Operazione antimafia "Irene", le reazioni dei sindaci di Castellammare, Alcamo e Calatafimi
L'operazione antimafia "Irene", condotta dalla polizia di Stato e coordinata dalla Direzione Distrettuale Antimafia di Palermo, ha rivelato una fitta rete di relazioni tra politica, imprenditoria e mafia nei territori di Alcamo e Calatafimi Segesta. Dieci persone, tra cui politici locali come l'ex senatore Papanin e l'ex vice sindaco di Alcamo Pasquale Perricone, sono state arrestate, suscitando forti reazioni da parte dei sindaci e delle amministrazioni locali.

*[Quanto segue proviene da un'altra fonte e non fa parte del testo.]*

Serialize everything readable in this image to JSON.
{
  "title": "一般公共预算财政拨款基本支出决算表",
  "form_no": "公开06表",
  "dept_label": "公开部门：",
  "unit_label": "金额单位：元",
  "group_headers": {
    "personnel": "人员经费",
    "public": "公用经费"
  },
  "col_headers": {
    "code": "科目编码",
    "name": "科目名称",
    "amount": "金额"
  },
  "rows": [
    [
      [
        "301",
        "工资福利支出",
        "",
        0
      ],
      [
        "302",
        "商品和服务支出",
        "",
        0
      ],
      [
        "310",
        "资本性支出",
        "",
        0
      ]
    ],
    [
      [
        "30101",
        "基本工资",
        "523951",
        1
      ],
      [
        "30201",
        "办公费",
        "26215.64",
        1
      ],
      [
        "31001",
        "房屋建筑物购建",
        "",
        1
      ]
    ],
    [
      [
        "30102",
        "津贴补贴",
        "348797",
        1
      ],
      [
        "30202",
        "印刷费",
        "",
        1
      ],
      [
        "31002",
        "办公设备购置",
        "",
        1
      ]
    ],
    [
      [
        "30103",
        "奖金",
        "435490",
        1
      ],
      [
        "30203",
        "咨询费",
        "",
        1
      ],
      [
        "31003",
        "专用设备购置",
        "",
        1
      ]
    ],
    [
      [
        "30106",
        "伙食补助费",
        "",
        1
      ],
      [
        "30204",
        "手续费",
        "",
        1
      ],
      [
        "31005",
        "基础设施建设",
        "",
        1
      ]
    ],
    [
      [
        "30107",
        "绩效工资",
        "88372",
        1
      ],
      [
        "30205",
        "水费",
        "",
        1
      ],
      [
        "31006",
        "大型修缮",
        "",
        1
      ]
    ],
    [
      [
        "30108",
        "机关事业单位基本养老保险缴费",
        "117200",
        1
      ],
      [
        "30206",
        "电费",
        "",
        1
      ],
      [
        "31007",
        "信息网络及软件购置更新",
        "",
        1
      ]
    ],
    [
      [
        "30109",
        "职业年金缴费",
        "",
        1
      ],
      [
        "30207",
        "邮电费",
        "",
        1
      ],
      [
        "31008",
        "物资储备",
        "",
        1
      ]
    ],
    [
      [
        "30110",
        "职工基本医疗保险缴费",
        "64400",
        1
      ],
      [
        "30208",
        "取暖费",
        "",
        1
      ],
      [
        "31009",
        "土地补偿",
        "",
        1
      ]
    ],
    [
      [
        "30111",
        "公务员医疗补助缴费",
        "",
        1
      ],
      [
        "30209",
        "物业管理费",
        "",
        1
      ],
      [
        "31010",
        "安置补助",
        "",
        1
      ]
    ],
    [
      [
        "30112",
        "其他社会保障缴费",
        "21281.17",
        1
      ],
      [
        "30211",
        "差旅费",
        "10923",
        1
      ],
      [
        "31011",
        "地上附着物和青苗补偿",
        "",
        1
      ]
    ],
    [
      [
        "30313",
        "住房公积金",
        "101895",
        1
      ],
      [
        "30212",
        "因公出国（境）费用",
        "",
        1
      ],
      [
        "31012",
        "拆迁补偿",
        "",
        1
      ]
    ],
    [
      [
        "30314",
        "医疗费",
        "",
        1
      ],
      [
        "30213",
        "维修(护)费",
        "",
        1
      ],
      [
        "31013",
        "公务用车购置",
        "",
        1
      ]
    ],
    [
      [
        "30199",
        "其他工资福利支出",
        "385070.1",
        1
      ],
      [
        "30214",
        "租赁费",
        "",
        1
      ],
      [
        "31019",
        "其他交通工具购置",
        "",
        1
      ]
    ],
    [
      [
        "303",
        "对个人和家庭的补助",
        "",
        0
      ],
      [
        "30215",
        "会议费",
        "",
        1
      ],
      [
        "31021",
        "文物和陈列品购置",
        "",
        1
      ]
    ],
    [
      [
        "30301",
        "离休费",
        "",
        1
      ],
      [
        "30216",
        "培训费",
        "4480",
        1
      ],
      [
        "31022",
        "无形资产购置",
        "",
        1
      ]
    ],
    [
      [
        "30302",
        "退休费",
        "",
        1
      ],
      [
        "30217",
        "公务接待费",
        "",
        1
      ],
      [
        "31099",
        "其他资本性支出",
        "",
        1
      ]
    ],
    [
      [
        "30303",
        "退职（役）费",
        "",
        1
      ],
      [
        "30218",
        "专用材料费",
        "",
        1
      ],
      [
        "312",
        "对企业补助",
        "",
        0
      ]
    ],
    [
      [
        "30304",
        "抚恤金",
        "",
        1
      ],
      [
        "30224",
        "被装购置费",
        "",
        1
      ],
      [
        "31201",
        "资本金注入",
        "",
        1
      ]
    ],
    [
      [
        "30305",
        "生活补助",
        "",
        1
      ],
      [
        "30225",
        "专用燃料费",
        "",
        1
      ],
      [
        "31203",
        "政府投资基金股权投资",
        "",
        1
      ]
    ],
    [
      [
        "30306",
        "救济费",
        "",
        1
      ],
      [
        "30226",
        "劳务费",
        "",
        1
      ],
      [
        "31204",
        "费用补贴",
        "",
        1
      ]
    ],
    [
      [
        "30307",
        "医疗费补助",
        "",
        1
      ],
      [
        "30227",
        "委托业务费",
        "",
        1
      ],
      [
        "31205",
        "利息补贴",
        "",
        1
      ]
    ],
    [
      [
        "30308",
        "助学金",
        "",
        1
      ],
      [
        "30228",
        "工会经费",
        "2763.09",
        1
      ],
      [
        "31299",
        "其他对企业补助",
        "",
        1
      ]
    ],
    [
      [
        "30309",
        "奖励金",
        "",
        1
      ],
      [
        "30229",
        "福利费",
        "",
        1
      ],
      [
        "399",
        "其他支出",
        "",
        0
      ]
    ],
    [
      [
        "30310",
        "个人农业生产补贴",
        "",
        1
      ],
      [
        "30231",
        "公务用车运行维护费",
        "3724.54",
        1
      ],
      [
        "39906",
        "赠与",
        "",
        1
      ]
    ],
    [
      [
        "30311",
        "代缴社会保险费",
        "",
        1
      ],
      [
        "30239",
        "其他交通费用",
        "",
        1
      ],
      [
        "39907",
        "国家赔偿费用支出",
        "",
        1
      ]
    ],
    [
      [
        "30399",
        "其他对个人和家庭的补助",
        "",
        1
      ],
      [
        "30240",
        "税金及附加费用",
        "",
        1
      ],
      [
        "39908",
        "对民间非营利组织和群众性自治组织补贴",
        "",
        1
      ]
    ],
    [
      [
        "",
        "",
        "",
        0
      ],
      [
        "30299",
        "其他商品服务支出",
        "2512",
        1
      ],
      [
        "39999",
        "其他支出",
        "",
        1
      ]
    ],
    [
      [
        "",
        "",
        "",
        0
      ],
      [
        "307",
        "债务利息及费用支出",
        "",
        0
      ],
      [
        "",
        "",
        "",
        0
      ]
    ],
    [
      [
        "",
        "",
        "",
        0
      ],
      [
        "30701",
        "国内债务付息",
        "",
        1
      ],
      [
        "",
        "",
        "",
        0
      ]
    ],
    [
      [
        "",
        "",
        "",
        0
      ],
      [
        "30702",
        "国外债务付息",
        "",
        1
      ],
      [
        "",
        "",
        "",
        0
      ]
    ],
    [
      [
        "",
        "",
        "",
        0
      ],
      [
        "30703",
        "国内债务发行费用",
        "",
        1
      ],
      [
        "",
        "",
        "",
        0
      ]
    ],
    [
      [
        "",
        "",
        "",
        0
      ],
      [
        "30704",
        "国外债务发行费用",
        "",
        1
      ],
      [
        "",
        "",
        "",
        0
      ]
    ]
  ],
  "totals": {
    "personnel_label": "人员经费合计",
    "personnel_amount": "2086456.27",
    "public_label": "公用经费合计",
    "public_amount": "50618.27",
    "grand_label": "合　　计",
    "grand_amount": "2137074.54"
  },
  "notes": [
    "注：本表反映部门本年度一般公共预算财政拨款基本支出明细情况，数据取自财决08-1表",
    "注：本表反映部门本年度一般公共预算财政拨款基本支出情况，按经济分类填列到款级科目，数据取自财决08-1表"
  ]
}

Il sindaco di Castellammare del Golfo, Giuseppe Fausto, ha espresso preoccupazione per la gravità della situazione: “L'operazione mostra un preoccupante spaccato di relazioni tra politica, imprenditoria e mafia. La criminalità organizzata continua a condizionare la nostra economia, il nostro sviluppo e la nostra società”. Fausto ha ribadito la necessità di opporsi alla mentalità mafiosa promuovendo una cultura della libertà attraverso l’educazione e la formazione delle coscienze, in particolare dei giovani. “L'unica via da seguire – ha concluso – è quella della libertà contro ogni forma di prevaricazione delle mafie”.
Domenico Surdi, sindaco di Alcamo, ha sottolineato l'importanza di questa operazione: “Plauso alla magistratura e alle forze dell’ordine per l’operazione che ha condotto all’arresto, tra gli altri, dell’ex senatore Papania e dell’ex vicesindaco Perricone. Gli elementi emersi sulle relazioni tra politica, mafia e imprenditoria locale sono inaccettabili. C’è ancora molto da fare: politica e società civile non possono rimanere in silenzio”.
Anche l'amministrazione comunale di Calatafimi Segesta, attraverso le parole del sindaco Francesco Gruppuso, ha espresso il proprio apprezzamento per l’operato delle forze dell’ordine: “L’indagine ha documentato il rinnovato dinamismo delle ‘famiglie’ mafiose di Alcamo e Calatafimi Segesta. Ringraziamo la magistratura per l’attenzione al territorio, che permette di rendere sempre più sicure le nostre comunità”.
Infine, il movimento politico ABC - Alcamo Bene Comune ha espresso una dura condanna, evidenziando come l’operazione abbia messo in luce un sistema parallelo alla democrazia fatto di compromessi illeciti e condizionamenti. “Speriamo che si proceda con fermezza e trasparenza, affinché sia fatta piena luce su questi episodi di voto di scambio politico-mafioso. La strada verso la piena legalità è ancora lunga, ma non abbassiamo la guardia”.
Le dichiarazioni delle istituzioni e dei movimenti locali dimostrano una forte determinazione a proseguire la lotta contro la criminalità organizzata, promuovendo una cultura della legalità che coinvolga tutta la comunità.